According to CryptoPotato, Deutsche Bank analysts have predicted that most stablecoins are likely to fail. This conclusion was drawn following an internal analysis of 334 currency pegs over the past 200 years. The analysts stated that the few foreign exchange pegs that have maintained their value since 1800 operated with credibility, reserves, and a tightly controlled environment, attributes they believe most stablecoins lack.

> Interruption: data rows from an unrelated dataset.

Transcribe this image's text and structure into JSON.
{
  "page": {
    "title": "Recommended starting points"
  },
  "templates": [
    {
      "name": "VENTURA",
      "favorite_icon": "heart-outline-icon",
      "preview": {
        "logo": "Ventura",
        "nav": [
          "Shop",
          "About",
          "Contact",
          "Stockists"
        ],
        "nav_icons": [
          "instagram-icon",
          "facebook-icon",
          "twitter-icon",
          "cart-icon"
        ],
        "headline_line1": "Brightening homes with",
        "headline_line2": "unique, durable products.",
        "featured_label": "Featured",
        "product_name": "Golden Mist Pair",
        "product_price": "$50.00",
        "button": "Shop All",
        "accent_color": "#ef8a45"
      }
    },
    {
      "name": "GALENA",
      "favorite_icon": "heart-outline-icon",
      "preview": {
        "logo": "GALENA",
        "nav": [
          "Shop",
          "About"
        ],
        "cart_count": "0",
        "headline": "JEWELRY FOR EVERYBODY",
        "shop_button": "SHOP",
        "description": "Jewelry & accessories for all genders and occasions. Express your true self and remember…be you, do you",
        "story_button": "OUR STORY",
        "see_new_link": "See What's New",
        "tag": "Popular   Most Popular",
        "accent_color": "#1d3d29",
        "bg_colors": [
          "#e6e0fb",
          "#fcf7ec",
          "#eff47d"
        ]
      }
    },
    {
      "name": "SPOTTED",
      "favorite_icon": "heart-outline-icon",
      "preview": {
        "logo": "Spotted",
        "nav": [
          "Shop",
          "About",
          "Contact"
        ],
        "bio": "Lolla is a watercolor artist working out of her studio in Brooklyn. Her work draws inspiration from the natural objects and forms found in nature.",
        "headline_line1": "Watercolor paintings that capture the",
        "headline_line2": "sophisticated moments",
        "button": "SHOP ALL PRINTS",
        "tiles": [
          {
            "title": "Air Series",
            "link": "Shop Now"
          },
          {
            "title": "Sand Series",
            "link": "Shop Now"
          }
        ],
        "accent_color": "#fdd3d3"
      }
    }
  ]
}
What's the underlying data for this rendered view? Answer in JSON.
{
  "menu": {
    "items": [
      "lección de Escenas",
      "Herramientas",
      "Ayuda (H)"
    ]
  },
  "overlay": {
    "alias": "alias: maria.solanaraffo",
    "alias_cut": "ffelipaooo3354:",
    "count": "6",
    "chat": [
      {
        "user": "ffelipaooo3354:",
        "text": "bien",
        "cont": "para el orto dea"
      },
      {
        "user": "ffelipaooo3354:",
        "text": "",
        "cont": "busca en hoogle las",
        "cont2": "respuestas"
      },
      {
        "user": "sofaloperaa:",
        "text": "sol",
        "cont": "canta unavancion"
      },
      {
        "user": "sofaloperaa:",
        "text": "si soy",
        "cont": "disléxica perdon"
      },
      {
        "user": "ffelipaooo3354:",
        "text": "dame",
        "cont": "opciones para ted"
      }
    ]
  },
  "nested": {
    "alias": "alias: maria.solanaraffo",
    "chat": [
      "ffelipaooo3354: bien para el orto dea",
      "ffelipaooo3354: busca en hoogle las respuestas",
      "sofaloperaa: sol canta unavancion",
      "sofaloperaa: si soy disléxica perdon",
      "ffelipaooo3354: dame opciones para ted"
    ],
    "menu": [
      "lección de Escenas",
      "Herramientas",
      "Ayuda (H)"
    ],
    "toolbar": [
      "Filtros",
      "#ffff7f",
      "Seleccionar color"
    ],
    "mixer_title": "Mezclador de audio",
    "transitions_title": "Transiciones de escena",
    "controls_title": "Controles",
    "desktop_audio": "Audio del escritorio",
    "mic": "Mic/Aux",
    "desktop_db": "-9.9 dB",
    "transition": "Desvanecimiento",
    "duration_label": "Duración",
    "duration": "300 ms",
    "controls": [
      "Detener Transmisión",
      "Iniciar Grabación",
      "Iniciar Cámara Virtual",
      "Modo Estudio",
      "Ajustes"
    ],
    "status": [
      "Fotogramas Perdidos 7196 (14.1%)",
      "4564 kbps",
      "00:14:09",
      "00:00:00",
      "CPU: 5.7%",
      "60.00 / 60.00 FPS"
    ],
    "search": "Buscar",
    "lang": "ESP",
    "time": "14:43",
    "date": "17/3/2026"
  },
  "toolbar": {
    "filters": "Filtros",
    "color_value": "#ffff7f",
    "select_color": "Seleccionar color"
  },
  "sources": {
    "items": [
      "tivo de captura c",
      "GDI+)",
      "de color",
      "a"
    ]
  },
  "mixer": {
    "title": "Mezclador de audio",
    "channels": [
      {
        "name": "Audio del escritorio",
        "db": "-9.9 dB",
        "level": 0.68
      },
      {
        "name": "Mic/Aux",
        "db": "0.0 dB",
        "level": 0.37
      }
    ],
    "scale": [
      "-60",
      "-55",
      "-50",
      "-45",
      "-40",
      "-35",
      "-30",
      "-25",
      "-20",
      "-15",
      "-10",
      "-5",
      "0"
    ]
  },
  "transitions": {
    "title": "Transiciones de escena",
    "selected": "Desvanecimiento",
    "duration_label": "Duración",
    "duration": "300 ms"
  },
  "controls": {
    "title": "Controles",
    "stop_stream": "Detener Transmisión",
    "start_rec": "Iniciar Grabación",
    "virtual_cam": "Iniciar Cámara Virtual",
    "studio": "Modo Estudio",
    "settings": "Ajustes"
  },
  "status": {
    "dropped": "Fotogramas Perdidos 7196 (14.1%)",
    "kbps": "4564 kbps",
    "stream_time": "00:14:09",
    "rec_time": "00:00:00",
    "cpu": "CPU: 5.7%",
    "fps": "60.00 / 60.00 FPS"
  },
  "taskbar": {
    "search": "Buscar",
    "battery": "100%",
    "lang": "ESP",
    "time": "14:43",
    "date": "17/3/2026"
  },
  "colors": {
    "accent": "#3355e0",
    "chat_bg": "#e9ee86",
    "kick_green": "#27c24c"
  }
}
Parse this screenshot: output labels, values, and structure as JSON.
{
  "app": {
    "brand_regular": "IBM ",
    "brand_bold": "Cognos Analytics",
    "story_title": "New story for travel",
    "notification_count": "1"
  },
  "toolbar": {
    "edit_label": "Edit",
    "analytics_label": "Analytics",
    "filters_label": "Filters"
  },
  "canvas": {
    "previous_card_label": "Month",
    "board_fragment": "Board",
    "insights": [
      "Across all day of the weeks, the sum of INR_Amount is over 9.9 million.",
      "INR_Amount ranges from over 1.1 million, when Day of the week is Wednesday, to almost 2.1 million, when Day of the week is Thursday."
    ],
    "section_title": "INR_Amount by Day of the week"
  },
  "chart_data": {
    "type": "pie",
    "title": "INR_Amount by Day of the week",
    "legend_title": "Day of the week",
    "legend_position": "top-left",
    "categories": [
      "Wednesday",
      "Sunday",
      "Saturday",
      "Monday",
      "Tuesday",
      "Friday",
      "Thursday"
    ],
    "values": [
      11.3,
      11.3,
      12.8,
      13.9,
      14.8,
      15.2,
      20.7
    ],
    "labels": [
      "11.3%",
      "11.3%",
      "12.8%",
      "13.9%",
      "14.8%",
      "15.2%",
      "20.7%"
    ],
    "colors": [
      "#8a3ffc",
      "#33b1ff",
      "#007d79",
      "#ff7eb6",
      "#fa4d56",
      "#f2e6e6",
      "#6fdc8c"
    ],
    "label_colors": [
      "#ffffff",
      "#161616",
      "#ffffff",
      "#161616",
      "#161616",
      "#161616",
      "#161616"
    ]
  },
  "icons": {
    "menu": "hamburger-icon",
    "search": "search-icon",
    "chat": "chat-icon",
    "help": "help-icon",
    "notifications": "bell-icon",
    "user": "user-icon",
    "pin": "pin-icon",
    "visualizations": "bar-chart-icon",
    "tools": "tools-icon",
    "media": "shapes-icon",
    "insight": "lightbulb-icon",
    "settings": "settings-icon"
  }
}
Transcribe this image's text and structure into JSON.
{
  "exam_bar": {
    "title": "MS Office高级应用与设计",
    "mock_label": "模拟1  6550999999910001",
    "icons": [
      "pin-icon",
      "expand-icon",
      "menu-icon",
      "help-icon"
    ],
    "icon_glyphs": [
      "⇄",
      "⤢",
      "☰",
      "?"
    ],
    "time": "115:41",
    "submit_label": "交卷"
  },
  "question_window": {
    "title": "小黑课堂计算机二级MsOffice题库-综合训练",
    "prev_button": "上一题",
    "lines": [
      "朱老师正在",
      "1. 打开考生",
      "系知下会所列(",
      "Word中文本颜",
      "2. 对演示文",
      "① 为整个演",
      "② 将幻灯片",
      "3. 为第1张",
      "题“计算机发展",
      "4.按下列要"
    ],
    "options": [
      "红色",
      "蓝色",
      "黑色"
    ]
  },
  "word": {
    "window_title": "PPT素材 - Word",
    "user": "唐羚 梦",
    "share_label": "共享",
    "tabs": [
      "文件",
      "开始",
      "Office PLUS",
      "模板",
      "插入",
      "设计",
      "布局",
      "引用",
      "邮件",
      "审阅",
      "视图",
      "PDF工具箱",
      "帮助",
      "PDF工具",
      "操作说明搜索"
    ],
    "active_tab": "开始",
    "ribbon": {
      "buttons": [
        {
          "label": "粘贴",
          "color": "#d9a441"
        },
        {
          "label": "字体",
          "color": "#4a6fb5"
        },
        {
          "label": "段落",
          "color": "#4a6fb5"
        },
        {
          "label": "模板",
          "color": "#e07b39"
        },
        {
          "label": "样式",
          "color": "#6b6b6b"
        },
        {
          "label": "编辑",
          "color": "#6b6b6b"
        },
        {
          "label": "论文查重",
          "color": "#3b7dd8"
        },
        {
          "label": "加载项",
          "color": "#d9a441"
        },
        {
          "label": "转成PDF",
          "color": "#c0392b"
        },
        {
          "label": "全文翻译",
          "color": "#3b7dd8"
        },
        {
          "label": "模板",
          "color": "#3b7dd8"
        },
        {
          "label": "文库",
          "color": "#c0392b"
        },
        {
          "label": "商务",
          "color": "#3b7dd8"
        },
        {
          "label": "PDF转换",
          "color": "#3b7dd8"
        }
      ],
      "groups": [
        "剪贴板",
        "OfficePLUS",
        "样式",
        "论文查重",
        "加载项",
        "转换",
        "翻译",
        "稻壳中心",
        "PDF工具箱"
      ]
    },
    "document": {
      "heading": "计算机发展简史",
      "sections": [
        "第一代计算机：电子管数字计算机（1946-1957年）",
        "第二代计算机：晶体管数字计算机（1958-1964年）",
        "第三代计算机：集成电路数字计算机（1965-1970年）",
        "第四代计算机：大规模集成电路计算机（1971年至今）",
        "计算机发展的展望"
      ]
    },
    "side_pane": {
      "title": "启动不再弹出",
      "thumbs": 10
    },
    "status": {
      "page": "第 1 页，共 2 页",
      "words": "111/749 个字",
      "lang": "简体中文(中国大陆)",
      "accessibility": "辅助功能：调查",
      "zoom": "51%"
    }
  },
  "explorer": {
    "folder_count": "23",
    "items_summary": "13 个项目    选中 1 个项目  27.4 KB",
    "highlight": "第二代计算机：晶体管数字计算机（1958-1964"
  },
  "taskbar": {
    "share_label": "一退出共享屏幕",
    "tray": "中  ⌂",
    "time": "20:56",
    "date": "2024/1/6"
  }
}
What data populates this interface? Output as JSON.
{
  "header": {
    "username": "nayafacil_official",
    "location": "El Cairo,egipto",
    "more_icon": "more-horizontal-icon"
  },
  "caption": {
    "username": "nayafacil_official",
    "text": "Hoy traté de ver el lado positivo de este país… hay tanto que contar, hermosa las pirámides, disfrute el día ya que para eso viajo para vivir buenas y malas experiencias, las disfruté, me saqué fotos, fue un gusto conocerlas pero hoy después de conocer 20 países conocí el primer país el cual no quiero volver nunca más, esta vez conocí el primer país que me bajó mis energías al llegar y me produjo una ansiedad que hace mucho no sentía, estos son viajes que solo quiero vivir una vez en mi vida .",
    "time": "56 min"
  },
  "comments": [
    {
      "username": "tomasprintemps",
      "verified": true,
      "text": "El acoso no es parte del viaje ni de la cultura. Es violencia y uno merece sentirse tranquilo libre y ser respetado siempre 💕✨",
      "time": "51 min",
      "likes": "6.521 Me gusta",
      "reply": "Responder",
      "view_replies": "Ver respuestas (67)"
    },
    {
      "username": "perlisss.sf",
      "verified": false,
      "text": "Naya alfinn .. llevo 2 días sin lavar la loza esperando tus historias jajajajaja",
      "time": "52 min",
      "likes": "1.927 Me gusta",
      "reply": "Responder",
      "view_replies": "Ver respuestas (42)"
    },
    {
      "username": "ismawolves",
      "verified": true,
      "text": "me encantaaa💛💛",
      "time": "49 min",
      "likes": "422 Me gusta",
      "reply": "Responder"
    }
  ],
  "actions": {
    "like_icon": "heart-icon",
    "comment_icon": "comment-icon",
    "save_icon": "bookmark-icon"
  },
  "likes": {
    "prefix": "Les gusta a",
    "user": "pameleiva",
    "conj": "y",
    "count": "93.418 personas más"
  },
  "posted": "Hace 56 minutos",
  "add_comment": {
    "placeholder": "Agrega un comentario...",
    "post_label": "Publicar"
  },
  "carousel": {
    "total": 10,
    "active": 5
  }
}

Tether (USDT), the world's largest stablecoin with a market cap of $110 billion, was singled out for criticism. The analysts described it as a monopoly in the stablecoin market, characterized by speculation and a lack of transparency. Despite Tether regularly publishing reserve attestation reports with assistance from BDO, the fifth-largest accounting network globally, it has not yet undergone a full audit from a Big Four accounting firm. Prior to publishing its attestation reports, Tether was compelled to pay $41 million in fines to the Commodity Futures Trading Commission (CFTC) for misleading statements about its reserve composition.

The Deutsche Bank study also highlighted the importance of macroeconomic factors for stablecoin issuers. The analysts noted that issues around governance and speculative forces could indicate when there's a possibility of de-pegging. In response to the report, Tether argued that Deutsche Bank relied on vague assertions without concrete data to forecast a decline in stablecoins more broadly.